Солнечные кристаллики на ладони, которые разбили всю ее жизнь…
– Зина, пожалуйста, – он как-то по-женски, истерически заломил руки, – этого пациента привезли прошлой ночью, и я абсолютно не знаю, что с ним делать! Мне нужно с кем-то поговорить. С кем-то, кто понимает. Ты даже не представляешь себе, насколько это серьезно.
– Проконсультируйся с кем-нибудь из своих коллег, – она пожала плечами, – мало ли хороших психиатров в городе! Зайди на кафедру…
– Ты не понимаешь! – воскликнул Андрей. – К нему запрещено приглашать других врачей! Только я один могу заниматься им – в обстановке повышенной секретности. Я даже имени его не знаю, только номер, под которым его прячут.
– Его? Значит, это мужчина? И что ты должен с ним делать – заставить заговорить?
– Поехали со мной!
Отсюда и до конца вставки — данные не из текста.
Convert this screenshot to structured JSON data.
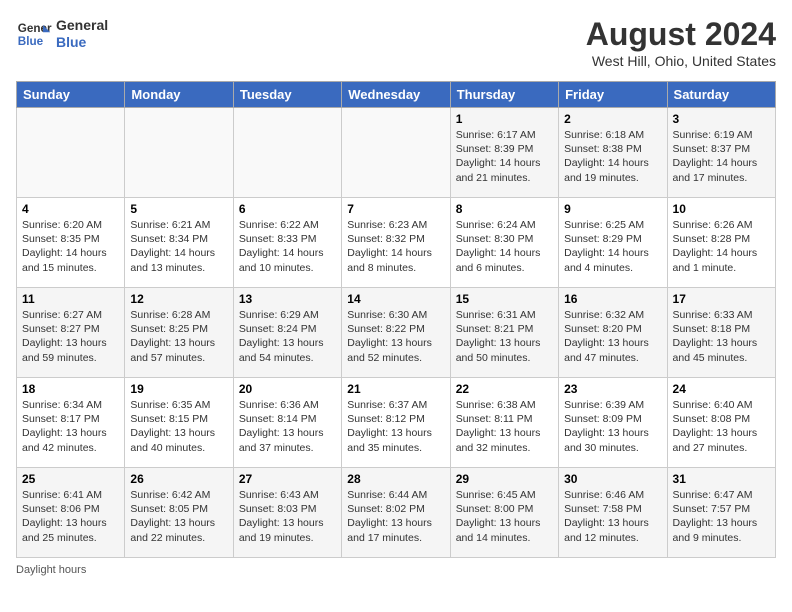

Ты все увидишь сама.
– Но ты же сказал, что других врачей запрещено допускать… – Все происходящее нравилось Зине все меньше и меньше. Оно настораживало и пугало.
– Я
проведу тебя тайком, через кухню, со стороны служебного входа. Ты единственный человек, которому я могу доверять! Я должен поговорить с тобой, иначе сойду с ума! Я знаю, что был перед тобой очень виноват. Но у тебя добрая душа! Все очень серьезно. Сейчас на кон поставлена моя жизнь, – казалось, Андрей готов был пасть на колени перед ней.– А если кто-то узнает, что ты провел в больницу меня? Тебя арестуют, расстреляют? – усмехнулась Зина.
– Будем надеяться, что до этого не дойдет.
– Его НКВД прячет? – спросила она в лоб. Это была своеобразная проверка – если начнет изворачиваться и лгать, ситуация действительно может быть очень опасной. Но Андрей не лгал.
– Да, – прямо ответил он. – Я тебе говорю: его под шифрованным кодовым номером прячут. Никаких записей в истории болезни нет.
– Хорошо. – На самом деле Зина уже давно приняла решение, – слишком уж ее заинтересовал, заинтриговал этот ночной визит. – Я поеду с тобой. Но я не знаю, чем смогу тебе помочь. Я всего лишь районный педиатр в детской поликлинике на Слободке.
– Ты прекрасно знаешь, что это не так! А Слободка – совсем рядом со мной, – мягко улыбнулся он, – я всегда ценил твой ум.
Она горько усмехнулась. Затем, решив прекратить бессмысленное выяснение того, что выяснить нельзя, ушла за ширму и стала одеваться.
На улице было холодно. Поднялся ветер. Там, где на тротуаре оставались растаявшие полоски снега, теперь блестел лед. Они остановились перед небольшим черным автомобилем, стоявшим недалеко от подъезда.
– Вижу, ты пошел в гору, как и хотел, – усмехнулась Зина, – разбогател.
– Все не так, как ты думаешь! Это служебная машина. Я просто позаимствовал ее на время, – ответил Андрей.
Внутри салона она разглядела пропуск с печатью НКВД, прикрепленный к лобовому стеклу. Ей стало страшно. Она вдруг подумала о том, что, несмотря на все их прошлое, так до конца и не узнала этого человека. Этого странного мужчину с напряженным, застывшим лицом, изо всех сил вцепившегося в руль.
– Как для служебной, это хорошо! – против воли Зина внимательно вглядывалась в его лицо.
Угаров постарел. Профиль его стал жестче и четче. Появились серебряные волоски в висках и горькая складка у рта – следы одиночества и разбитых надежд. Зина умела читать лица людей как открытую книгу – по шрамам и отметинам, которые оставляло на них время. Почти все лица. Только вот это, когда-то такое родное, так и не смогла прочесть.
– Ты о чем? – нахмурился Андрей.
Она хотела усмехнуться, но получилась гримаса.
– О машине. Ты так хорошо научился водить. Раньше я и не подозревала у тебя такой способности.
– А ты считаешь, что знаешь обо мне все? – подняв брови, он повернулся к ней. Похоже, Андрей действительно был удивлен.
– Нет, – лгать Зина никогда не умела, это было самым большим ее недостатком – в отличие от многих людей, она прекрасно понимала, что в жизни это никакое не достоинство.
– Ты всегда что-нибудь да и подозревала, – без улыбки улыбнулся Андрей. Так умел делать только он. Улыбнуться без улыбки и этим поставить ее на место, заставить чувствовать себя виноватой без вины и извиняться без конца.